The Economic Analysis Bureau will release the monthly PCE deflator on 30th June to give traders its latest US inflation view while the Fed raises its key benchmark rate to cut price increase. Bloomberg surveyed experts who expect the PCE to increase by 0.7% unlike the 0.2% increase in the previous month. On the other hand, the PCE deflator may rise from 6.3% to 6.4% on a year-over-year basis. 

The PCE core index that strips out energy and food cost retains the prior print. Analysts are also predicting a 5.1% increase in the PCE core index. These predictions are imminent as the US central bank fights a more complex inflation rate. In any case, more strategists and economists on Wall Street suggest that the Federal Reserve might not control prices without rendering the economy into recession. 
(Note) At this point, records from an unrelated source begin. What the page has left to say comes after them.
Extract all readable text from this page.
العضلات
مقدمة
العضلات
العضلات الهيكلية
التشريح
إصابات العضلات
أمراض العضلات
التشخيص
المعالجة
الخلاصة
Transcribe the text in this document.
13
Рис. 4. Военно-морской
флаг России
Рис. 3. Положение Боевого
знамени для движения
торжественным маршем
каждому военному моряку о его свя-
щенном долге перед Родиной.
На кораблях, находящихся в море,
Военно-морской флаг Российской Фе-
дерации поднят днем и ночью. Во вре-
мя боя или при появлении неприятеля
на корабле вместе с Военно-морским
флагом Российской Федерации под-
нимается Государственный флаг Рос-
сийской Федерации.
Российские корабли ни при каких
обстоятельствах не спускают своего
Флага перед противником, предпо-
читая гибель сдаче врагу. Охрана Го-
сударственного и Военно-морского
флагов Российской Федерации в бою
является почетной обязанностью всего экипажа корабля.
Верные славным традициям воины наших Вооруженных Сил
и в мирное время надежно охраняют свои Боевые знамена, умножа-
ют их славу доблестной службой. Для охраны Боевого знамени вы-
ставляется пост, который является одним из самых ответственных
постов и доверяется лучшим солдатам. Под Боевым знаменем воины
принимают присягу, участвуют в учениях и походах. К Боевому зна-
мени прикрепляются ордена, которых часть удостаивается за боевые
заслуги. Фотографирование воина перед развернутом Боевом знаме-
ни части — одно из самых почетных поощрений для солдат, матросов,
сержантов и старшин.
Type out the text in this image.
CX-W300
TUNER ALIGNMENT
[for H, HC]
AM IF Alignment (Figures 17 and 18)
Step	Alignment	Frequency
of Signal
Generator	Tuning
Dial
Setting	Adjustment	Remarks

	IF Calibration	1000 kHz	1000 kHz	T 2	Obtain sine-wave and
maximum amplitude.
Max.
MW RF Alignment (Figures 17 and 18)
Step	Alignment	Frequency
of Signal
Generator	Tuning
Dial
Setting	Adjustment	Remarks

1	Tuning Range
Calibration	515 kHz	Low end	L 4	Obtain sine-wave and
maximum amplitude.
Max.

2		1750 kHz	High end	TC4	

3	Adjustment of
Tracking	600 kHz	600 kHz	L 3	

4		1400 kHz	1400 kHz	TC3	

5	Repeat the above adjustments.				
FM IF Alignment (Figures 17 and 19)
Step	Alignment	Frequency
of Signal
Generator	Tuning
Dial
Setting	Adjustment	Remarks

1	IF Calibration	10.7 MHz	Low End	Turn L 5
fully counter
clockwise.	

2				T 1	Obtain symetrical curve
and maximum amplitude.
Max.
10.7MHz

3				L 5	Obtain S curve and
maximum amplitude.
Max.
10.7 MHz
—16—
Investors are keen on any changes on the economic calendar with a strict follow-up on durable goods figures, housing, and manufacturing products. The third and final first-quarter GDP read is also a vital aspect to check. Other reports like Micron Technology, Jefferies, Bed Bath & Beyond, and Nike are also crucial to monitor. 

Conclusion 

The DOW Jones industrial average, core PCE inflation, oil prices, Richmond fed manufacturing index and the federal reserve's preferred measure are the vital aspects to monitor moving forward. Several key economic reports on the core PCE index, FHFA housing pricing index, and Yahoo finance interest rates will play a vital role in the stock trading week ahead.  

 
 

Hillary Opondo

All the content is provided for general information only and trade signals should not be construed as any form of regulated advice. It does not take into consideration your personal circumstances, including your investment objectives, risk profile, tax status, knowledge and understanding or financial situation. Past performance is no guarantee of future results.